Blood and lymphatic system. Due to the antiplatelet effect of acetylsalicylic acid, the risk of bleeding may be increased. Bleeding events observed include perioperative bleeding, hematomas, urogenital bleeding, epistaxis, and gingival bleeding; rarely or very rarely – serious bleeding such as gastrointestinal bleeding and cerebral hemorrhage (particularly in patients with uncontrolled arterial hypertension and/or concomitant use of antihemostatic agents), which in isolated cases may be life-threatening.
Bleeding may lead to acute and chronic post-hemorrhagic anemia/iron-deficiency anemia (due to so-called occult microbleeding), with corresponding laboratory findings and clinical symptoms such as asthenia, pallor of the skin, and hypoperfusion.
In patients with severe glucose-6-phosphate dehydrogenase deficiency, hemolysis and development of hemolytic anemia have been reported.
Immune system. In patients with individual hypersensitivity to salicylates, allergic reactions may occur, including symptoms such as toxicoderma, rash, urticaria, edema, pruritus, eczema, rhinitis, nasal congestion, and hypotension. Very rarely, severe hypersensitivity reactions have been observed, including anaphylactic shock, angioneurotic edema, and non-cardiogenic pulmonary edema. In patients with bronchial asthma, an increased frequency of bronchospasm may occur; allergic reactions ranging from mild to moderate severity potentially affecting the skin, respiratory system, gastrointestinal tract, and cardiovascular system.
Nervous system. Headache, dizziness, hearing disturbances; tinnitus and confusion may be signs of overdose.
Urinary system. Impaired renal function and development of acute renal failure have been reported.
Shelf life.
4 years.
Storage conditions.
Store in the original packaging at a temperature not exceeding 25 °C.

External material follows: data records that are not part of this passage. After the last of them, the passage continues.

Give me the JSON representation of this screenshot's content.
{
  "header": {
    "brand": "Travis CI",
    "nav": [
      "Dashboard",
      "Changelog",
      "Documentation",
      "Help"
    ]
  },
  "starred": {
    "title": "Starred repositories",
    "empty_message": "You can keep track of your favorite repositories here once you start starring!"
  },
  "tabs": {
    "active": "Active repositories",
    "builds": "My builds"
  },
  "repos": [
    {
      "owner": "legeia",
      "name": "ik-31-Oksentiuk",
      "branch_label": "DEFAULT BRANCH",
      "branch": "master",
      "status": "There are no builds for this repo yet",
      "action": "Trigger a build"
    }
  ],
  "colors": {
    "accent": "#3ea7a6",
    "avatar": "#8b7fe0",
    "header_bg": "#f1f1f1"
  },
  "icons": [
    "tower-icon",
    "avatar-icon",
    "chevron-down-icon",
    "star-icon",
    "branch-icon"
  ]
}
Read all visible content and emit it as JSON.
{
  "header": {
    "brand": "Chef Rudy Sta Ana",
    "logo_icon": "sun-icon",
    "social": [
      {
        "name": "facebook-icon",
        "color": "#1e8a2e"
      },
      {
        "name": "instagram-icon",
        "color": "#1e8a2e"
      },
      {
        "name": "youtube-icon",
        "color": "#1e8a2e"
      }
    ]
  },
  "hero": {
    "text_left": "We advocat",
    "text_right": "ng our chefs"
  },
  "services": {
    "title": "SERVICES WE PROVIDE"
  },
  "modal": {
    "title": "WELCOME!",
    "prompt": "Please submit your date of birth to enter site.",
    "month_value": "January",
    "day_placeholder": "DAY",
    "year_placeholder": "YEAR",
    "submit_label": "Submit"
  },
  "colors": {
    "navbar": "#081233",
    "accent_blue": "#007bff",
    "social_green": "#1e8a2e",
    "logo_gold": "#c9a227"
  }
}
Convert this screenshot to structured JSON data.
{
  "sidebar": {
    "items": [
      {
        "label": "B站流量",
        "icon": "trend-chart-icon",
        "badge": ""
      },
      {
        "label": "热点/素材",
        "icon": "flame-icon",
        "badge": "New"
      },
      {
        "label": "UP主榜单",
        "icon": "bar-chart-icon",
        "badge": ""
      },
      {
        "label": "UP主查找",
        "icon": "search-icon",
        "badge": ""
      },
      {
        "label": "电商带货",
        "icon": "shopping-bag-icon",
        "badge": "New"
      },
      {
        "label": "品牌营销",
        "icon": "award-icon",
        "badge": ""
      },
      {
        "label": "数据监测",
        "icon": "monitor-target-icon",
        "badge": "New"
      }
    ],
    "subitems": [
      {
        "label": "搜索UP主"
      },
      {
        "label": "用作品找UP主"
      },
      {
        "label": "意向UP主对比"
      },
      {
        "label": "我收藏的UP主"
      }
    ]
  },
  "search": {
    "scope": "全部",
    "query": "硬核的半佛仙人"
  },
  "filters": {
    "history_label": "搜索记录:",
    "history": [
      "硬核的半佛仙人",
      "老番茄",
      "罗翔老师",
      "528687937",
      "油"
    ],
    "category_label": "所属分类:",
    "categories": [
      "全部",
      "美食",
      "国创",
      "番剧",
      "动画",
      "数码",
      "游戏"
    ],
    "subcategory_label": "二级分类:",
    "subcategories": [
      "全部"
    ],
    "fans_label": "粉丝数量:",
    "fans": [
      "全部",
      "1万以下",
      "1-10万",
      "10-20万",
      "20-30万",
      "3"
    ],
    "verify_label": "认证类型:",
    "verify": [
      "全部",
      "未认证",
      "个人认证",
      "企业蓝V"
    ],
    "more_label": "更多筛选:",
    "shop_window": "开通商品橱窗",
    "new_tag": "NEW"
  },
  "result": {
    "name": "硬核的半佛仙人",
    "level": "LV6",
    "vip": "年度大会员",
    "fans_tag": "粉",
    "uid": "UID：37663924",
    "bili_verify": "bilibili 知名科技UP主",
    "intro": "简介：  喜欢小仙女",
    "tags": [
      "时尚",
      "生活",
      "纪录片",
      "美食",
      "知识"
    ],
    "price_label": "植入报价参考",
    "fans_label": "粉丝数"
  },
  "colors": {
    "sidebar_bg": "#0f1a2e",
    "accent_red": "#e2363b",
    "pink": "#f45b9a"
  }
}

Keep out of reach of children.
Packaging.
10 tablets in a strip; 1 strip in a paper envelope;
10 tablets in a strip; 2 or 10 strips in a cardboard pack;
10 tablets in a blister; 1, 2, 5, or 10 blisters in a cardboard pack;
10 tablets in blisters or strips.
Availability.
Over-the-counter.
Manufacturer: JSC "Monfarm".
Manufacturer's address and location of business operations.
8, Zavodska St., Avramivka village, Uman district, Cherkasy region, 19161, Ukraine.